Pattern: Extract Fixed Number of Values Adjacent to Labels in .PDF Document

Options
Thomas_937381
Thomas_937381 Posts: 196
edited July 2020 in Show and Tell

Let's assume that you have a .pdf document containing a fixed number of attributes, but for a variable number of unique records. Each of the attributes has a static, unchanging label; there is no variability in the document format:

Part Number: 111-111-111
Quantity: 100
Part Price: $9.99
Total Price: $999.00

Part Number: 222-222-222
Quantity: 50
Part Price: $5.50
Total Price: $275.00

Part Number: 333-333-333
Quantity: 75
Part Price: $2.25
Total Price: $168.75

Using Text: Find text next to other text, one of the outputs of the step is a matches table. You can follow this pattern for each of the four labels. We would have a result like this for Part Number:

Matching Text | Position
111-111-111 | #,#
222-222-222 | #,#
333-333-333 | #,#

If we follow this same pattern for Part Price:, Quantity:, and Total Price:, we can repurpose the Position column to house the rowIndex value. It then becomes possible to join the values from the rowIndex in each one of those lists, using CSV: Update file with another file. The result looks like this:

Part Number | Part Price | Quantity | Total Price
111-111-111 | 100 | $9.99 | $999.00
222-222-222 | 50 | $5.50 | $275.00
333-333-333 | 75 | $2.25 | $168.75

We've thus transformed this from a .pdf into a reportable format that can be easily summarized or manipulated using the Excel:, CSV:, or Tables: suite of actions.

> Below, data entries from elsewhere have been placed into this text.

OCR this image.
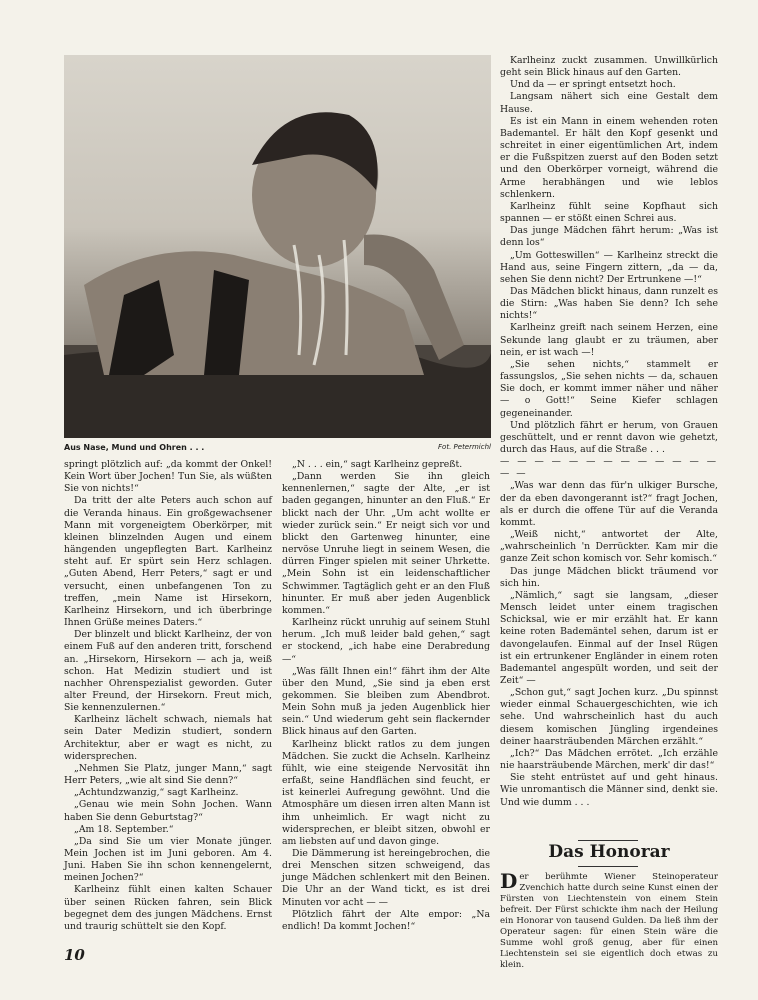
Aus Nase, Mund und Ohren . . .	Fot. Petermichl

springt plötzlich auf: „da kommt der Onkel! Kein Wort über Jochen! Tun Sie, als wüßten Sie von nichts!“

Da tritt der alte Peters auch schon auf die Veranda hinaus. Ein großgewachsener Mann mit vorgeneigtem Oberkörper, mit kleinen blinzelnden Augen und einem hängenden ungepflegten Bart. Karlheinz steht auf. Er spürt sein Herz schlagen. „Guten Abend, Herr Peters,“ sagt er und versucht, einen unbefangenen Ton zu treffen, „mein Name ist Hirsekorn, Karlheinz Hirsekorn, und ich überbringe Ihnen Grüße meines Daters.“

Der blinzelt und blickt Karlheinz, der von einem Fuß auf den anderen tritt, forschend an. „Hirsekorn, Hirsekorn — ach ja, weiß schon. Hat Medizin studiert und ist nachher Ohrenspezialist geworden. Guter alter Freund, der Hirsekorn. Freut mich, Sie kennenzulernen.“

Karlheinz lächelt schwach, niemals hat sein Dater Medizin studiert, sondern Architektur, aber er wagt es nicht, zu widersprechen.

„Nehmen Sie Platz, junger Mann,“ sagt Herr Peters, „wie alt sind Sie denn?“

„Achtundzwanzig,“ sagt Karlheinz.

„Genau wie mein Sohn Jochen. Wann haben Sie denn Geburtstag?“

„Am 18. September.“

„Da sind Sie um vier Monate jünger. Mein Jochen ist im Juni geboren. Am 4. Juni. Haben Sie ihn schon kennengelernt, meinen Jochen?“

Karlheinz fühlt einen kalten Schauer über seinen Rücken fahren, sein Blick begegnet dem des jungen Mädchens. Ernst und traurig schüttelt sie den Kopf.

„N . . . ein,“ sagt Karlheinz gepreßt.

„Dann werden Sie ihn gleich kennenlernen,“ sagte der Alte, „er ist baden gegangen, hinunter an den Fluß.“ Er blickt nach der Uhr. „Um acht wollte er wieder zurück sein.“ Er neigt sich vor und blickt den Gartenweg hinunter, eine nervöse Unruhe liegt in seinem Wesen, die dürren Finger spielen mit seiner Uhrkette. „Mein Sohn ist ein leidenschaftlicher Schwimmer. Tagtäglich geht er an den Fluß hinunter. Er muß aber jeden Augenblick kommen.“

Karlheinz rückt unruhig auf seinem Stuhl herum. „Ich muß leider bald gehen,“ sagt er stockend, „ich habe eine Derabredung —“

„Was fällt Ihnen ein!“ fährt ihm der Alte über den Mund, „Sie sind ja eben erst gekommen. Sie bleiben zum Abendbrot. Mein Sohn muß ja jeden Augenblick hier sein.“ Und wiederum geht sein flackernder Blick hinaus auf den Garten.

Karlheinz blickt ratlos zu dem jungen Mädchen. Sie zuckt die Achseln. Karlheinz fühlt, wie eine steigende Nervosität ihn erfaßt, seine Handflächen sind feucht, er ist keinerlei Aufregung gewöhnt. Und die Atmosphäre um diesen irren alten Mann ist ihm unheimlich. Er wagt nicht zu widersprechen, er bleibt sitzen, obwohl er am liebsten auf und davon ginge.

Die Dämmerung ist hereingebrochen, die drei Menschen sitzen schweigend, das junge Mädchen schlenkert mit den Beinen. Die Uhr an der Wand tickt, es ist drei Minuten vor acht — —

Plötzlich fährt der Alte empor: „Na endlich! Da kommt Jochen!“

Karlheinz zuckt zusammen. Unwillkürlich geht sein Blick hinaus auf den Garten.

Und da — er springt entsetzt hoch.

Langsam nähert sich eine Gestalt dem Hause.

Es ist ein Mann in einem wehenden roten Bademantel. Er hält den Kopf gesenkt und schreitet in einer eigentümlichen Art, indem er die Fußspitzen zuerst auf den Boden setzt und den Oberkörper vorneigt, während die Arme herabhängen und wie leblos schlenkern.

Karlheinz fühlt seine Kopfhaut sich spannen — er stößt einen Schrei aus.

Das junge Mädchen fährt herum: „Was ist denn los“

„Um Gotteswillen“ — Karlheinz streckt die Hand aus, seine Fingern zittern, „da — da, sehen Sie denn nicht? Der Ertrunkene —!“

Das Mädchen blickt hinaus, dann runzelt es die Stirn: „Was haben Sie denn? Ich sehe nichts!“

Karlheinz greift nach seinem Herzen, eine Sekunde lang glaubt er zu träumen, aber nein, er ist wach —!

„Sie sehen nichts,“ stammelt er fassungslos, „Sie sehen nichts — da, schauen Sie doch, er kommt immer näher und näher — o Gott!“ Seine Kiefer schlagen gegeneinander.

Und plötzlich fährt er herum, von Grauen geschüttelt, und er rennt davon wie gehetzt, durch das Haus, auf die Straße . . .

— — — — — — — — — — — — — — —

„Was war denn das für'n ulkiger Bursche, der da eben davongerannt ist?“ fragt Jochen, als er durch die offene Tür auf die Veranda kommt.

„Weiß nicht,“ antwortet der Alte, „wahrscheinlich 'n Derrückter. Kam mir die ganze Zeit schon komisch vor. Sehr komisch.“

Das junge Mädchen blickt träumend vor sich hin.

„Nämlich,“ sagt sie langsam, „dieser Mensch leidet unter einem tragischen Schicksal, wie er mir erzählt hat. Er kann keine roten Bademäntel sehen, darum ist er davongelaufen. Einmal auf der Insel Rügen ist ein ertrunkener Engländer in einem roten Bademantel angespült worden, und seit der Zeit“ —

„Schon gut,“ sagt Jochen kurz. „Du spinnst wieder einmal Schauergeschichten, wie ich sehe. Und wahrscheinlich hast du auch diesem komischen Jüngling irgendeines deiner haarsträubenden Märchen erzählt.“

„Ich?“ Das Mädchen errötet. „Ich erzähle nie haarsträubende Märchen, merk' dir das!“

Sie steht entrüstet auf und geht hinaus. Wie unromantisch die Männer sind, denkt sie. Und wie dumm . . .

Das Honorar
Der berühmte Wiener Steinoperateur Zvenchich hatte durch seine Kunst einen der Fürsten von Liechtenstein von einem Stein befreit. Der Fürst schickte ihm nach der Heilung ein Honorar von tausend Gulden. Da ließ ihm der Operateur sagen: für einen Stein wäre die Summe wohl groß genug, aber für einen Liechtenstein sei sie eigentlich doch etwas zu klein.
10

The attached workflow has a top-level field called PDF; download the default value, Sample PDF.pdf and look at it. We convert this into text (if your document is an image or hand-scanned, you could use Images: Optical character recognition), and then parse information from it. Try running the workflow; you can see the final output, final-file, in the Remove Position (rowIndex) column step.